On Wed, Dec 13, 2023 at 5:37 AM Mark Brown broonie@kernel.org wrote:
On Tue, Dec 12, 2023 at 04:50:38PM -0800, Deepak Gupta wrote:
A theoretical scenario (no current workloads should've this case because no shadow stack)
- User mode did _ENABLE on the main thread. Shadow stack was allocated
for the current thread.
- User mode created a bunch worker threads to run untrusted contained
code. They shadow stack too.
- main thread had to do dlopen and now need to disable shadow stack on
itself due to incompatibility of incoming object in address space.
- main thread controls worker threads and knows they're contained and
should still be running with a shadow stack. Although once in a while the main thread needs to perform writes to a shadow stack of worker threads for some fixup (in the same addr space). main thread doesn't want to delegate this responsibility of ss writes to worker threads because they're untrusted.

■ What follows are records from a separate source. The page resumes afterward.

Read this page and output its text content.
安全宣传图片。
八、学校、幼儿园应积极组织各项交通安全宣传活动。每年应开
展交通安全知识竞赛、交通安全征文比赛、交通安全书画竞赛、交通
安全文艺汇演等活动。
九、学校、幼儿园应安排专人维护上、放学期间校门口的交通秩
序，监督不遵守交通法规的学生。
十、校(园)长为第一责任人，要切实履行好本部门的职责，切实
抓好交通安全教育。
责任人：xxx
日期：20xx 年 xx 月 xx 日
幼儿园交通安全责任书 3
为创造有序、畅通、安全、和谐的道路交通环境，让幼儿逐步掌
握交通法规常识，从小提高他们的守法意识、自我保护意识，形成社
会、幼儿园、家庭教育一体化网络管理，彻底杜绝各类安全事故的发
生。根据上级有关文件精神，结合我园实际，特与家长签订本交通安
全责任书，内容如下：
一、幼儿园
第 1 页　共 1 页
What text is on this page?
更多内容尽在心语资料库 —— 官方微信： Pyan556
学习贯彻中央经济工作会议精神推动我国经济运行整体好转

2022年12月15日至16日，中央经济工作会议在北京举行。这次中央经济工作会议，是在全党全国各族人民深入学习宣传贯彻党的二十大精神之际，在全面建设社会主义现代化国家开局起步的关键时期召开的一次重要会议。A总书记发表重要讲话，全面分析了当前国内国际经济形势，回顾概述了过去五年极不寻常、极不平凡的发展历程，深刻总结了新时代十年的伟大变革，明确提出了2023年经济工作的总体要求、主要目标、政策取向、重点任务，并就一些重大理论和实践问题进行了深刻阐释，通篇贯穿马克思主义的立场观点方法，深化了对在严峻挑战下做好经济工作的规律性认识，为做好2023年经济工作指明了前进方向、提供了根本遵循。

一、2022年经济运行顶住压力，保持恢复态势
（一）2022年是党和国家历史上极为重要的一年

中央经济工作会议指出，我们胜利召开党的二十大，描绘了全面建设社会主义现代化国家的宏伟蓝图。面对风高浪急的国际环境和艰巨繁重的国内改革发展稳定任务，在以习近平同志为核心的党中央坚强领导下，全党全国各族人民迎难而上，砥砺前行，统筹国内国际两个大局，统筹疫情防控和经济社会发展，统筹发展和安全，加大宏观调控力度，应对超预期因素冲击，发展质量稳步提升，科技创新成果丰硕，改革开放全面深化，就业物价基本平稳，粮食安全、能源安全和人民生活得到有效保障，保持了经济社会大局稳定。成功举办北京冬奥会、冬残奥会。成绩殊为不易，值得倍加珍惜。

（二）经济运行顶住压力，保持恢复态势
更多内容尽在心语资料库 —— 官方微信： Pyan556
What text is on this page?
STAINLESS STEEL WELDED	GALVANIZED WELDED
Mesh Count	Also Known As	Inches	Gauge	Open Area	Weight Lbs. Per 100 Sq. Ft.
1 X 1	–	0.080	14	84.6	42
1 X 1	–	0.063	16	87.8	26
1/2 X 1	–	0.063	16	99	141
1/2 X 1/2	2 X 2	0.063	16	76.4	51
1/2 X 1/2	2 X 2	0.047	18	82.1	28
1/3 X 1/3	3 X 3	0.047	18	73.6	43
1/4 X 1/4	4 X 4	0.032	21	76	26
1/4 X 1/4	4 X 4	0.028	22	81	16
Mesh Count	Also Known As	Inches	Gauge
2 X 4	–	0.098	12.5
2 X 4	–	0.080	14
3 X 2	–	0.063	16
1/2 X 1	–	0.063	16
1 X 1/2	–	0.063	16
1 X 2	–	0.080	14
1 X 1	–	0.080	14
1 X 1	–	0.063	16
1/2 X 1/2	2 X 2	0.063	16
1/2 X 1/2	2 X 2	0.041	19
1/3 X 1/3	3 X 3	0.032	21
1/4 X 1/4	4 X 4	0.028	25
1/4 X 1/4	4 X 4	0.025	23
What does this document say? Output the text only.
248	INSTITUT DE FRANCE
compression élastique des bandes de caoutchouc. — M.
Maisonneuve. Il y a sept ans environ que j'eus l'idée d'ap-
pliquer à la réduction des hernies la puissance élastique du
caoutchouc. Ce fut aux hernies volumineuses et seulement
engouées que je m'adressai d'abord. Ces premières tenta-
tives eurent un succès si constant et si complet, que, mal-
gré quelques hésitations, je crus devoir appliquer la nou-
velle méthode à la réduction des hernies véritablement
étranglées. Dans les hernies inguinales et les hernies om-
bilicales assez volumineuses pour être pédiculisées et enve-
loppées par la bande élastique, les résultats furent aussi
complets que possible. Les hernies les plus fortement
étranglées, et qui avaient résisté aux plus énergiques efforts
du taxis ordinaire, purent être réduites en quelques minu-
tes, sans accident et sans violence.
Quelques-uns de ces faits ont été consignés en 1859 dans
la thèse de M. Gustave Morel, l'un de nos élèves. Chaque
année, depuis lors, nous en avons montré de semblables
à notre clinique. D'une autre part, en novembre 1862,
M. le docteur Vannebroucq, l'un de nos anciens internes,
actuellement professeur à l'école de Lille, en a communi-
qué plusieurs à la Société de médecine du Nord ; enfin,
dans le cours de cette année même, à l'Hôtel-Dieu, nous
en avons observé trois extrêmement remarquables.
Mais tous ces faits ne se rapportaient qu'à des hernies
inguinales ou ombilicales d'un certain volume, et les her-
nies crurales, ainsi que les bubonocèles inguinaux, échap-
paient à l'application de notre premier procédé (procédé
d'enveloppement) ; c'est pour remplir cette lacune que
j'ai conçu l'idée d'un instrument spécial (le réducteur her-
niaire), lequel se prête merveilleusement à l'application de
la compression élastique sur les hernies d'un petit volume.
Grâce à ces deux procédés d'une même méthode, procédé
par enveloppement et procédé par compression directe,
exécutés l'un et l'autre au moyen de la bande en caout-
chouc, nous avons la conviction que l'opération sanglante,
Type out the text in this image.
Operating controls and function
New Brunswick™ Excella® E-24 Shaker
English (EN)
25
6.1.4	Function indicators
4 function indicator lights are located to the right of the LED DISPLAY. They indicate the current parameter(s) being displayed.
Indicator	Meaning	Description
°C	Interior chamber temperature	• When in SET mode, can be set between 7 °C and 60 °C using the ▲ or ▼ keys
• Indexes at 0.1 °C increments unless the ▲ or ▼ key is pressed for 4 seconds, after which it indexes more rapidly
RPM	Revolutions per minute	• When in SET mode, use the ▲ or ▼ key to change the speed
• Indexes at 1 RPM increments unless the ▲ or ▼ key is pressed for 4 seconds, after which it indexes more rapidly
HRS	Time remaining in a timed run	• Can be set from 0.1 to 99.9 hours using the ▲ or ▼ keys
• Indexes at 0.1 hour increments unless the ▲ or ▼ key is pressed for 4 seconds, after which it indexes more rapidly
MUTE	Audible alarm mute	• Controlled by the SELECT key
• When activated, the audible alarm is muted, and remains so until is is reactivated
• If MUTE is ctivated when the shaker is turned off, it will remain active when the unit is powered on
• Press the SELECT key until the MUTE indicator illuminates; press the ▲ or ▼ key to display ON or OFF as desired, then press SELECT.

How will it do that (currently _ENABLE is married to _WRITE and _PUSH) ?
That's feeling moderately firmly into "don't do that" territory to be honest, the problems of trying to modify the stack of another running thread while it's active just don't seem worth it - if you're coordinating enough to do the modifications it's probably possible to just ask the thread who's stack is being modified to do the modification itself and having an unprotected thread writing into shadow stack memory doesn't feel great.
Yeah no leanings on my side. Just wanted to articulate this scenario. Since this is new ground, we can define what's appropriate. Let's keep it this way where a thread can write to shadow stack mappings only when it itself has shadow stack enabled.